If you let her in, one day she will tell countless young women that they can - because if someone had told her that, maybe it wouldn't have taken her 40 years to finally believe it.
If you let her in, on a cold, rainy day she will hand you a dollar, her wool coat, her tax refund, because she knows first-hand that the kindness of others can replenish a soul.
If you let her in, she will defend your child, speak up for your daughter, advocate for you, because she knows too well, what it's like to have a voice that doesn't count.
If you let her in, she will never let those high school boys who circled her when she was 6 and told her to go back to her own country, the customer who requested an "American" front desk worker instead, those men who called her gook, chink, chinamen just a few months ago - she will never let them represent all that is good and just in this country.
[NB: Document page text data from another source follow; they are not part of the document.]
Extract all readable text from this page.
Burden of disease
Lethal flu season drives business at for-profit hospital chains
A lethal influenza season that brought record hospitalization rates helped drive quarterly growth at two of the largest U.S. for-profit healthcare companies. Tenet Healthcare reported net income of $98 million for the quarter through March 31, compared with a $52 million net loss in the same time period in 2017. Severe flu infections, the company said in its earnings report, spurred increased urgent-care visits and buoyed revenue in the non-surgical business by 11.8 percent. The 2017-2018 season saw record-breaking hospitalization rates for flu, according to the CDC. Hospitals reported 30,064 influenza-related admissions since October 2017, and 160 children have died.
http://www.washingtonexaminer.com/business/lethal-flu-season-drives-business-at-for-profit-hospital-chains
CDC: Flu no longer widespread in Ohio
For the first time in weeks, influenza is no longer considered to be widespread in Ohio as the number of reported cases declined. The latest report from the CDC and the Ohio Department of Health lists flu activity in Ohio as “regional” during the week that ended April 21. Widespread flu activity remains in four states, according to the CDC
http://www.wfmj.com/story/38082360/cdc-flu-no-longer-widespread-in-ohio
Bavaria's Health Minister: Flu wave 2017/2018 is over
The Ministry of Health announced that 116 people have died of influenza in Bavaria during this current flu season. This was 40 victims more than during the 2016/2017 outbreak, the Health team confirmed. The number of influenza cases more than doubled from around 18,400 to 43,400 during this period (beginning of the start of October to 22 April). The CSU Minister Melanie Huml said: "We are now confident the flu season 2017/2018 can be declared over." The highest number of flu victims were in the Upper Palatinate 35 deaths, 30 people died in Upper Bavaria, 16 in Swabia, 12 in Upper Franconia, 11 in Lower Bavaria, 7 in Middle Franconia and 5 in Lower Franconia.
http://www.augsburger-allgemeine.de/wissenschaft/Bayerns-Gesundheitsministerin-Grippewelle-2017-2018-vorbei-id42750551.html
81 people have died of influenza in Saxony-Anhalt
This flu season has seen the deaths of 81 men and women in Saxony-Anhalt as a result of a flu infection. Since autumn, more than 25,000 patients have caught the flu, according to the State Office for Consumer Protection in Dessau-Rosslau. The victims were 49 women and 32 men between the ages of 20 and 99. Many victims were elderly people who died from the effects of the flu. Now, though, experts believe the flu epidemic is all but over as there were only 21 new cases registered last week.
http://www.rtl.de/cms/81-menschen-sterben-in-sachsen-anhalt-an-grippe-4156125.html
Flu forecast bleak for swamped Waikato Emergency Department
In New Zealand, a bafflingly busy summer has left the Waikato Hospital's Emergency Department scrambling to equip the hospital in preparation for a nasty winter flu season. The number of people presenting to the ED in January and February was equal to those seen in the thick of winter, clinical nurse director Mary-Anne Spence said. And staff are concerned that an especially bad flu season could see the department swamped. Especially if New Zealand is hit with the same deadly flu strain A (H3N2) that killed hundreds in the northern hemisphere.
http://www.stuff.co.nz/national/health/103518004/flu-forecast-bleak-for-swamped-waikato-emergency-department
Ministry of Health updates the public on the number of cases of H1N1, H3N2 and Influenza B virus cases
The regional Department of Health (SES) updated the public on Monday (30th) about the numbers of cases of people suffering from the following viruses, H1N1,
If you let her in, she will pour her heart and soul into your community, her community not merely by filling out some mandated tax form, but by actively participating, volunteering, maybe even running for an elected position that might allow her to do even more.
If you let her in, she will choose to take a pay cut, drive 40 miles away from her family every day, if she thinks there's a slight chance she can become part of the solution.
If you let her in, some day she will end up standing next to you at a
peace rally in Washington D.C., fighting for the same justice that you seek.
If you let her in, she will grow with you, build with you, dream with
you. Like you, she will do everything in her power to create a world
that is beautiful and fair for your children, for hers...and for all the
children across those imaginary lines we keep drawing to separate us from one another.
I was 14 when my parents stuck an "unaccompanied minor" tag on me, put me on a plane 9000 miles from home, and sent me to live with a distant relative in Kensington, Maryland. While I was born and spent the first 8 years of my life in the suburbs of Chicago, my family moved to Thailand when I was 8. The Asian stock market crashed, along with millions of Thais, my dad lost his job, and a series of other hopeless, option-less events took place far away from the land of the free, in the developing part of the world. And just like that, my parents were faced with the hardest decision of their life.
Thank you for letting me (back) in 28 years ago. I hope we don't miss the chance to always open our hearts and our borders to the young people who most desperately need us to embrace them. You never know who they might become. If we make a little room in our hearts, to let them in.